它是圖像和語音識別程序的基礎,也是最近在圍棋和紙牌游戲中打敗人類冠軍的游戲程序的基礎。
Jianlin Cheng, of the University of Missouri, in Columbia, who was one of the first to apply deep learning in this way, says such programs should be able to spot correlations between three, four or more amino acids, and thus need fewer related proteins to predict structures.
哥倫比亞的密蘇里州的大學的程建林最先把深度學習應用到這個方面。他說,這個程序能夠找到三個、四個或者更多氨基酸之間的相互關性。并且需要更少的相關的蛋白質分子來預測其結構。
Jinbo Xu, of the Toyota Technological Institute in Chicago, claims to have achieved this already.

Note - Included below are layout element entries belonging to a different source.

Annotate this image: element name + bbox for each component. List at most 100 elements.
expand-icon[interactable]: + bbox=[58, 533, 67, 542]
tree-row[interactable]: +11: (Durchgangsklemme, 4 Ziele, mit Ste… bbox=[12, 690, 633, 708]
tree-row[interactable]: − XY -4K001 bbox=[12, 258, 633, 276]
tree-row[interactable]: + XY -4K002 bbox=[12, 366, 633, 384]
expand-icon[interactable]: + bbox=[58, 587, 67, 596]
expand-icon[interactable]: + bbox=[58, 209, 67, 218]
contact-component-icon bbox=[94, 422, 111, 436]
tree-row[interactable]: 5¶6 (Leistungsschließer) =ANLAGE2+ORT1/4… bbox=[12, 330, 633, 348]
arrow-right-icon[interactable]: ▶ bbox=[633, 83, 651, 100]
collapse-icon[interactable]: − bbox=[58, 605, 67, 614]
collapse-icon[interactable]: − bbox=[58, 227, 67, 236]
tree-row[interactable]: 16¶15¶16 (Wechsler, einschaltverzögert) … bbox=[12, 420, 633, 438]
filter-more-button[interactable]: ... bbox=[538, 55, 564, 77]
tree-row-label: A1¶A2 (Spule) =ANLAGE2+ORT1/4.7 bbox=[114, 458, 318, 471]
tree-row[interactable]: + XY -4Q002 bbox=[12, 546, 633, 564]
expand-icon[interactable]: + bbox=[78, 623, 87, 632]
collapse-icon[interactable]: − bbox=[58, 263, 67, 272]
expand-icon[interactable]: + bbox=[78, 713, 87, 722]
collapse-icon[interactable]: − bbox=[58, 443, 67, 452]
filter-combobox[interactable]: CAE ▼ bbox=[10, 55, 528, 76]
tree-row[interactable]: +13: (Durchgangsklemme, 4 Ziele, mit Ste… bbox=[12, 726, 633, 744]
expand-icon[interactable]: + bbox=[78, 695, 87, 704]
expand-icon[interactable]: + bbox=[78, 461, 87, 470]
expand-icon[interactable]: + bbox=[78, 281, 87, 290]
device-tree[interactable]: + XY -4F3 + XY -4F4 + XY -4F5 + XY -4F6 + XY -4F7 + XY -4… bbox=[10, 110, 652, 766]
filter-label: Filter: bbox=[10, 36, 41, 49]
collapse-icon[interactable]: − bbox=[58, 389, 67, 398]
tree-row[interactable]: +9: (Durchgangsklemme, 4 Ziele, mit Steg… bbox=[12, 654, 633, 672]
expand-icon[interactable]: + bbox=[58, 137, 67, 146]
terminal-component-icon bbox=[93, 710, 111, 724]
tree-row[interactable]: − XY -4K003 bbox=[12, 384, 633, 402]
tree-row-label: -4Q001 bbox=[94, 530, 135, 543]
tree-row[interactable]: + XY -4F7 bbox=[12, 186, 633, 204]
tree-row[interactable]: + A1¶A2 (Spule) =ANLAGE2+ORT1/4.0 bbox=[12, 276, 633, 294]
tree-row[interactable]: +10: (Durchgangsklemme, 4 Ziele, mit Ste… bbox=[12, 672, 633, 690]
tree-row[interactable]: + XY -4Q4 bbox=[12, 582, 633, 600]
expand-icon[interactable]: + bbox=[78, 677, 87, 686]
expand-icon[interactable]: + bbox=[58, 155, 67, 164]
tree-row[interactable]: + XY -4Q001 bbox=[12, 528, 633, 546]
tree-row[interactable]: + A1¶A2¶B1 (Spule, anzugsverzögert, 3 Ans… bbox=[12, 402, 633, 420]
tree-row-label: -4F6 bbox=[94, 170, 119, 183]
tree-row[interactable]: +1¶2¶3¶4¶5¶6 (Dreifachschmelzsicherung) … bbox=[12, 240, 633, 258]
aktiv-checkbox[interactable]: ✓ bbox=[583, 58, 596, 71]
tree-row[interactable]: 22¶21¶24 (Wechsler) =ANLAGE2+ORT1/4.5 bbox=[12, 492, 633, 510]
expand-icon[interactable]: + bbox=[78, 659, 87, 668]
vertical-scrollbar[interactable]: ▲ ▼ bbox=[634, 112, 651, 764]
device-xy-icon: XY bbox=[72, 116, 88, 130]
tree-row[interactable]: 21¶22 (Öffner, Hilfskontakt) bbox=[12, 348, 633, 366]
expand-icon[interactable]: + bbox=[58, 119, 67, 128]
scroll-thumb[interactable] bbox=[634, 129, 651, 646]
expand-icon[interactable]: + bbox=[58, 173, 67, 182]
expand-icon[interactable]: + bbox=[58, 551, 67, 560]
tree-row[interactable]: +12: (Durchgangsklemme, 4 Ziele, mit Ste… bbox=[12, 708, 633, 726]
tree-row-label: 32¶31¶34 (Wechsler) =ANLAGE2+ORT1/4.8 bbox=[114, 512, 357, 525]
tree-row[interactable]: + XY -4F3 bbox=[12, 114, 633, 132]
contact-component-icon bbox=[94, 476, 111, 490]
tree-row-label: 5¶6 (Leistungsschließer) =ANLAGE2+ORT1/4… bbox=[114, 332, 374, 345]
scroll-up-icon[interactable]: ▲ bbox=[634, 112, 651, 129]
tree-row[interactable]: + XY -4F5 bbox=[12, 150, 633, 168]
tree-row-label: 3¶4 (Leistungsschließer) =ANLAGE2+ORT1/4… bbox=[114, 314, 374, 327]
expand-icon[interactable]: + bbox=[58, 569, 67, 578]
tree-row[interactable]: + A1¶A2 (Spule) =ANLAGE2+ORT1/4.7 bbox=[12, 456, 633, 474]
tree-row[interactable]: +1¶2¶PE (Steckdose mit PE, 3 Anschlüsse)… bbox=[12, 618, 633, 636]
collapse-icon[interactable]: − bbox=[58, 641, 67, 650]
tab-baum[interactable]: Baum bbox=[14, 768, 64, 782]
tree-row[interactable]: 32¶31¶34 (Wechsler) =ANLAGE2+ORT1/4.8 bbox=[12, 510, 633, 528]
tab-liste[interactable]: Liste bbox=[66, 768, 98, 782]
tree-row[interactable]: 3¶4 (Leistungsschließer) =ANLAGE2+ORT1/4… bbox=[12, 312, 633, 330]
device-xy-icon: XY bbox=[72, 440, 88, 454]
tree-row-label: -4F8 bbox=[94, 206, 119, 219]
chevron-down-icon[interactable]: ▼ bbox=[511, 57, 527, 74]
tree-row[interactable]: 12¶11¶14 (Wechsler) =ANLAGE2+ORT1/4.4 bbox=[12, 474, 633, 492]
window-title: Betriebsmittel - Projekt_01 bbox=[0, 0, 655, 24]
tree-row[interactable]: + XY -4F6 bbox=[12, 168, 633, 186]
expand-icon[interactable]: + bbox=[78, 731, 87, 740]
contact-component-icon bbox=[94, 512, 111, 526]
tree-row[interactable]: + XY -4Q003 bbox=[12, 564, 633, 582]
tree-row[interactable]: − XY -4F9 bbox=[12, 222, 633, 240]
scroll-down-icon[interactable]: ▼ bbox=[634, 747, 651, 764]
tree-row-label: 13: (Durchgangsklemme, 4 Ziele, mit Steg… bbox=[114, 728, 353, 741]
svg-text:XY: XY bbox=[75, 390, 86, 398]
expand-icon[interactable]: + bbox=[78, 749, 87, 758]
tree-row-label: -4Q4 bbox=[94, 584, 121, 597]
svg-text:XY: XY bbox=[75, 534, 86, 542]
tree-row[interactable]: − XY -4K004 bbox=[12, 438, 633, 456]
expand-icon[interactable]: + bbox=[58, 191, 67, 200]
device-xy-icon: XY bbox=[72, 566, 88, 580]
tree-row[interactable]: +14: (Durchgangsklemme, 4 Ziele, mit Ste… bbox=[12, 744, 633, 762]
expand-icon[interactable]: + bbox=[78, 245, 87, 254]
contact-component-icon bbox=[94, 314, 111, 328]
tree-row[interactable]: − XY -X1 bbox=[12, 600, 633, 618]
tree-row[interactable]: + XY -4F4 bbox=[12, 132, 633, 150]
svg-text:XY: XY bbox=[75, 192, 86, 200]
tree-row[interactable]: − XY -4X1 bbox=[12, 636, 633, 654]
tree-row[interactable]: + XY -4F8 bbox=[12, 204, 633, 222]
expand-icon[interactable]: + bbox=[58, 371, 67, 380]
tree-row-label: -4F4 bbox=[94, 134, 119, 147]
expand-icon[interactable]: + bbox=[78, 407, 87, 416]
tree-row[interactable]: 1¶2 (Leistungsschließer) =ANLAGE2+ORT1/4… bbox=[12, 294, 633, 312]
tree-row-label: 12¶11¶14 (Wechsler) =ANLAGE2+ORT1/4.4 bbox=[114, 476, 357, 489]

芝加哥豐田技術研究所的徐金波聲稱現在已經達到這種技術水平。
He and his colleagues published their method in PLOS Computational Biology, in January, and it is now being tested.
他和他同事在一月份將這一方法發表在《PLOS計算生物學》上,現處于測試階段。
If the deep-learning approach to protein folding lives up to its promise, the number of known protein structures should multiply rapidly.
對于蛋白質分子折疊,如果深度學習的方法達到了預期的效果,那么已知蛋白質結構的數目應該會迅速增加。
More importantly, so should the number that belong to human proteins.
更為重要的是,對人類蛋白質結構的了解也會增加。
That will be of immediate value to drug makers.
對于制藥公司來說將會有即時的好處。
It will also help biologists understand better the fundamental workings of cells—and thus what, at a molecular level, it truly means to be alive.
這也將會幫助生物學家更好的理解細胞的基本功能。如此一來,意味著分子水平的研究真正開始了。